The internet has created a whole new way to express ourselves. Anybody, ANYBODY can create a web site, contribute to a message board, or spam 20 million people at a piddling cost and with almost no effort at all.

But we're still getting used to this new power, and lots of people are still very unclear on the concept. They believe that since they have the ability and the right to say anything to anyone, that also translates into the right to make people listen.

So people will sign up for a special interest group and demand that you read and discuss their 200 page thesis. They'll send ads by the millions for viagra, mortgage rates, shady "business opportunities", and porn to people who have no interest in any of the above. And they'll scream "censorship!" at any hint of criticism.

Meanwhile, in the offline world, creationists have had to subtly switch their tactics from "Only the Christian creation myth may be taught" to "Don't you want to be open minded about what you teach?" The school prayer advocates have tried to reframe the debate into saying "Well, don't we have the RIGHT to pray wherever we want to?" Judge Roy Moore is fighting a campaign against imaginary oppression, acting like his right to free speech is being suppressed because he can't use his government position as a pulpit to inflict his biblical puritanism on everyone who walks through his court doors.

I think that spammers and religious "free speech" advocates share the same misconception. They both think that their right to free speech is the same as their right to strap you to a chair and make you listen.

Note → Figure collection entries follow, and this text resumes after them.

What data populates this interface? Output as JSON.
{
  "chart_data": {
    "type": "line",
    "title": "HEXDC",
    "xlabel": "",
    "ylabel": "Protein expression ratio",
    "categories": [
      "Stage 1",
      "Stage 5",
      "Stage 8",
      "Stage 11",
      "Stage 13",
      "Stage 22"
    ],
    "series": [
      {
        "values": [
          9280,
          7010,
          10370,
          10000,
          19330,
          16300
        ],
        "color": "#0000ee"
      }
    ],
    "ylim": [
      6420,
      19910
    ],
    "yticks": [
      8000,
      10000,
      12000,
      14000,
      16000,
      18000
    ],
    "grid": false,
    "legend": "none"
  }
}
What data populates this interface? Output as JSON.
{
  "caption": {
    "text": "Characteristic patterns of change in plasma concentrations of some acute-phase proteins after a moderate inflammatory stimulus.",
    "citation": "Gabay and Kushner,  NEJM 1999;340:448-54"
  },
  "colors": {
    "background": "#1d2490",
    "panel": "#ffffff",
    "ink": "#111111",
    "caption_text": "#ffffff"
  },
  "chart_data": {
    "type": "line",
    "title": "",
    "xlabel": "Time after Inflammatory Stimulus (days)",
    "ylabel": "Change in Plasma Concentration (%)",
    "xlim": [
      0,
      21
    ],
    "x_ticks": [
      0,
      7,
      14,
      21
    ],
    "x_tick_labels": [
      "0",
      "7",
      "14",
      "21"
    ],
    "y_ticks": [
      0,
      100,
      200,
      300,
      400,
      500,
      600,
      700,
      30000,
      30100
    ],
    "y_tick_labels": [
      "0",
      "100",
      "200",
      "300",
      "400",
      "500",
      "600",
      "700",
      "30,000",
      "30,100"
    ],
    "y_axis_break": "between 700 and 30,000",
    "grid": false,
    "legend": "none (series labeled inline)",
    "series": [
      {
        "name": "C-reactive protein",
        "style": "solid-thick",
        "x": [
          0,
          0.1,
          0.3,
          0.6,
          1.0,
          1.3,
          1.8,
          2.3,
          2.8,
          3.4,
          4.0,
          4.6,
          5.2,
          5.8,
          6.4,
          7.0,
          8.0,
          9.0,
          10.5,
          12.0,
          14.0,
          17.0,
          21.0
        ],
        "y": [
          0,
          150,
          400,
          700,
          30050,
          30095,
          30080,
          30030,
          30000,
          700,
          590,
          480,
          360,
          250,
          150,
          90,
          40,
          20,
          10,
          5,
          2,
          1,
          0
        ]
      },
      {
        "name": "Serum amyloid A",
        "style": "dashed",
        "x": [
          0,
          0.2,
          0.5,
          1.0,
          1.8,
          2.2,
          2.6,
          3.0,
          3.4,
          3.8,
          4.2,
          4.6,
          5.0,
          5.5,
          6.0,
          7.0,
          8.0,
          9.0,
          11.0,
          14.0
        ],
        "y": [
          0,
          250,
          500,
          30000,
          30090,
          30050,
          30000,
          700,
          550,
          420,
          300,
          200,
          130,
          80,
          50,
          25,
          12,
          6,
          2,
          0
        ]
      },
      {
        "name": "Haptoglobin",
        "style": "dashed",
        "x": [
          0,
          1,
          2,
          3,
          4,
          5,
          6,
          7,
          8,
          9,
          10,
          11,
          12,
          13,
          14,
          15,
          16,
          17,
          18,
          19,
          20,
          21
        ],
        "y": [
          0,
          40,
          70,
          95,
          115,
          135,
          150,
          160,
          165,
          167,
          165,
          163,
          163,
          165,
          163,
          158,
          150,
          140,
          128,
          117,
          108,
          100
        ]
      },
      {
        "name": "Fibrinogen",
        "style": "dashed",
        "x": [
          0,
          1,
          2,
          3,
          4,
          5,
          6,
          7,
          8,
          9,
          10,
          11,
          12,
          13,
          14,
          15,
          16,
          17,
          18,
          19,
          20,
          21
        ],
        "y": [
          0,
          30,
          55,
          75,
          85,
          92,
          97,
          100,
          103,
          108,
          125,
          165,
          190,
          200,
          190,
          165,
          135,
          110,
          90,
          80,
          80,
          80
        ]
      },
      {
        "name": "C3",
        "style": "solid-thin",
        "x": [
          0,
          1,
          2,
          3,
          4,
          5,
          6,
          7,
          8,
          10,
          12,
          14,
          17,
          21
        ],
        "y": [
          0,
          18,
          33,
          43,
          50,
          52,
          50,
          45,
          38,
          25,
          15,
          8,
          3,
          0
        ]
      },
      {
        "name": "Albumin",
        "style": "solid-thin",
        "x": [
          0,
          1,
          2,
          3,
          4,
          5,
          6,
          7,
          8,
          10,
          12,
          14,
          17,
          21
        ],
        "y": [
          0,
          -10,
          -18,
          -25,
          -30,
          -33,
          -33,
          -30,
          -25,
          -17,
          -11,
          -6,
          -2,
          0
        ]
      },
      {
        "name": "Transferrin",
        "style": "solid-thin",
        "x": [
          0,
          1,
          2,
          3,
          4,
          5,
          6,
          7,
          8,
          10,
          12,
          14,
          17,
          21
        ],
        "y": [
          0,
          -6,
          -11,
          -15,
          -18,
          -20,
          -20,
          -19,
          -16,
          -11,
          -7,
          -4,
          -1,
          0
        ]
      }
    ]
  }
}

No one has that right. What newcomers to the internet age still have to understand is that with their new freedom comes an obligation to be interesting, compelling and polite. Nobody has to listen to anybody unless they are interesting. That's nothing new; it's always been the case that people who are arrogant, obnoxious, and downright rude will get you disliked and ignored by most people. But people think those rules of etiquette have been, or should be, thrown away so they can use their power of expression as a weapon.

Gentle reader, Mister Manners here can see right through it.